Mempelajari ilmu Filsafat dan Teologi, Politik, Pendidikan dan Dialog Budaya-Antaragama di Jerman, Founder of Suara Keheningan.org, Seelsorge und Sterbebegleitung dan Mitglied des Karmeliterordens der Provinz Indonesien | Email: inokarmel2023@gmail.com
Jalan Lurus: Iman yang Dinamis dan Amin yang Konstan
Iman berarti kepercayaan total kepada Tuhan. Nurcholish Madjid sebagai tokok muslim yang saya kenal dari buku-bukunya berbicara sangat menarik tentang iman. Iman sebagai tema sentral dalam bukunya "Pintu Menuju Allah."
Meskipun demikian, iman tidak dilihat hanya sebagai sikap percaya saja, sebagai bagian dari iman kita (kehendak Allah, melainkan harus didukung oleh ilmu yang benar untuk mewujudkan kehidupan yang baik dalam kenyataan hidup sehari-hari.
Sebuah gagasan yang menarik bahwa iman berarti bergerak menuju kepercayaan pada Tuhan atau (menaruh kepercayaan) kepada-Nya, untuk menginternalisasi kehadiran Tuhan (menghayati), dan untuk mengenali asal usul dan makna hidup (menyadari).

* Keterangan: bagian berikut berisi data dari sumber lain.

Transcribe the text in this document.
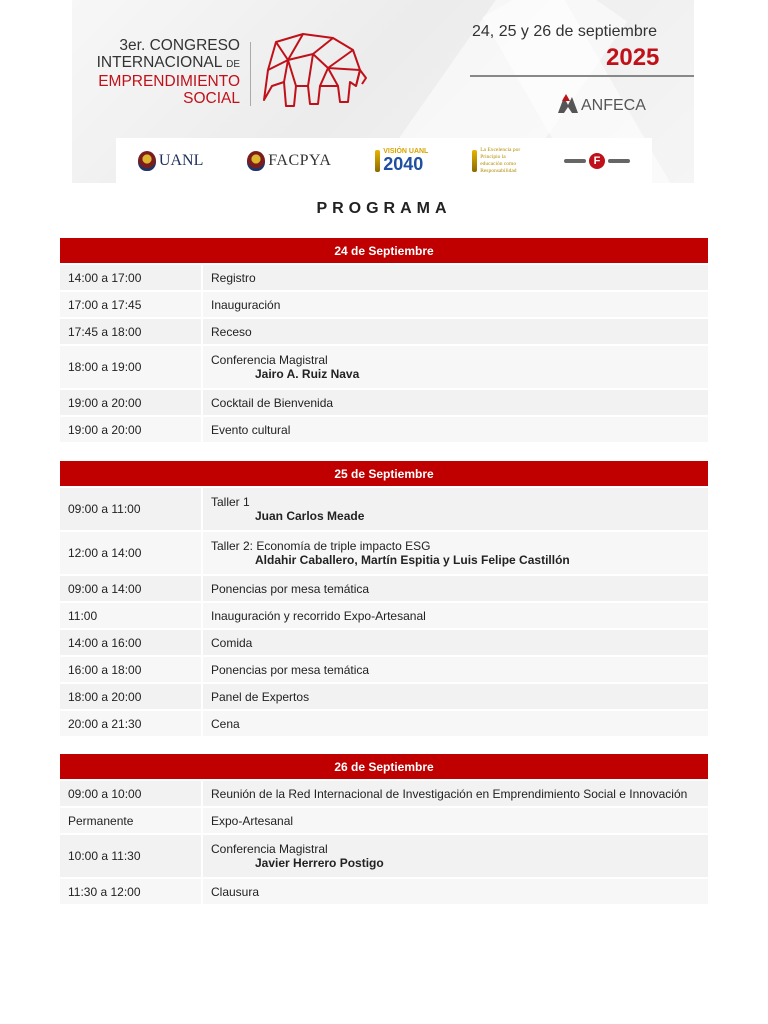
3er. CONGRESO
INTERNACIONAL DE
EMPRENDIMIENTO
SOCIAL
24, 25 y 26 de septiembre
2025
ANFECA
UANL	FACPYA	VISIÓN UANL
2040
La Excelencia por Principio la educación como Responsabilidad
F
PROGRAMA
24 de Septiembre
14:00 a 17:00	Registro
17:00 a 17:45	Inauguración
17:45 a 18:00	Receso
18:00 a 19:00	Conferencia Magistral
Jairo A. Ruiz Nava
19:00 a 20:00	Cocktail de Bienvenida
19:00 a 20:00	Evento cultural
25 de Septiembre
09:00 a 11:00	Taller 1
Juan Carlos Meade
12:00 a 14:00	Taller 2: Economía de triple impacto ESG
Aldahir Caballero, Martín Espitia y Luis Felipe Castillón
09:00 a 14:00	Ponencias por mesa temática
11:00	Inauguración y recorrido Expo-Artesanal
14:00 a 16:00	Comida
16:00 a 18:00	Ponencias por mesa temática
18:00 a 20:00	Panel de Expertos
20:00 a 21:30	Cena
26 de Septiembre
09:00 a 10:00	Reunión de la Red Internacional de Investigación en Emprendimiento Social e Innovación
Permanente	Expo-Artesanal
10:00 a 11:30	Conferencia Magistral
Javier Herrero Postigo
11:30 a 12:00	Clausura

Oleh karena itu, sebenarnya dalam agama apa saja, ada hal yang sangat penting yakni panggilan untuk menjaga kemurnian iman. Melalui iman itulah orang membangun jalan menuju awal yang baru dan kebahagiaan batin. Ya, kemurnian iman itu selalu dalam kaitannya dengan tiga hal di atas: menaruh kepercayaan, menyadari dan menghayati.
Iman akan mendatangkan rasa aman. Dari literatur yang saya baca ternyata refleksi tentang hubungan iman dengan amin yang dipahami sebagai rasa aman itu punya referensinya dalam Al-Qur'an (Q 6:87). Hal yang penting bahwa melalui iman itu orang akan dibimbing kepada jalan yang lurus.
Iman tentunya bukanlah suatu ukuran terkait jumlah atau kuantitas yang kaku dan tak tergoyahkan, melainkan terus berubah, bahkan punya pasang surut. Artinya: Dalam waktu tertentu, iman bisa menjadi sangat dalam, tetapi bisa juga menjadi sangat dangkal. Hal ini karena iman selalu berkaitan dengan sikap batin atau hati manusia.
Dalam bahasa Indonesia disebutkan istilah "kalbu." Kata "kalbu dalam bahasa Indonesia itu berasal dari kata bahasa Arab (qalb) yang berarti timbal balik. Timbal balik dalam kaitan dengan tulisan ini tidak lain adalah timbal baik berupa sebuah dialog literer baik itu firman Tuhan dan juga dengan tradisi yang diwariskan kepada para rasulnya.
Dari pola timbal balik itulah, orang mengenal apa yang namanya dinamika, sesuatu yang bergerak, bisa pasang dan juga bisa menjadi surut.
Saya jadi ingat bagaimana sulitnya menyetir mobil di Flores, hal ini karena jalan raya di sana yang berliku dan juga bergelombang. Gambaran tentang dinamika iman kita, barangkali bisa diumpamakan seperti itu.
Jalan berliku itu adalah bagian dari kenyataan hidup manusia yang berbeda-beda setiap hari. Dari kenyataan kehidupan yang berbeda-beda itulah kita perlu punya pegangan atau prinsip "jalan lurus."
Jalan lurus di sini berarti pedoman hidup yang menjadikan hidup kita lurus, yakni Firman Allah dan tradisi agama kita masing-masing. Saya percaya bahwa apapun gelombang hidup ini, jika kita punya pegangan pada Firman Allah dan tradisi, maka hidup kita tidak dibawa oleh amarah dan perasaan semata. Bahkan bisa saja menjadi seseorang lebih mampu menghargai orang lain yang punya pikiran dan pendapat berbeda.
Untuk mendekati prinsip "jalan lurus" itu sangat dibutuhkan kerja keras berupa komitmen yang konsisten (istiq-mah).
Nah, dalam arti seperti itu manusia punya tanggung jawab untuk menjawab Amin secara konstan pula pada kehendak Allah dalam kehidupan sehari-hari. Tantangan besar justru berhadapan dengan kenyataan kehidupan kita di tengah dunia ini. Hal ini karena pada satu sisi disadari bahwa iman itu dinamis, tetapi bagaimanapun besar gelombang dinamikanya, manusia perlu tetap secara konstan menjawab Amin pada kehendak Allah.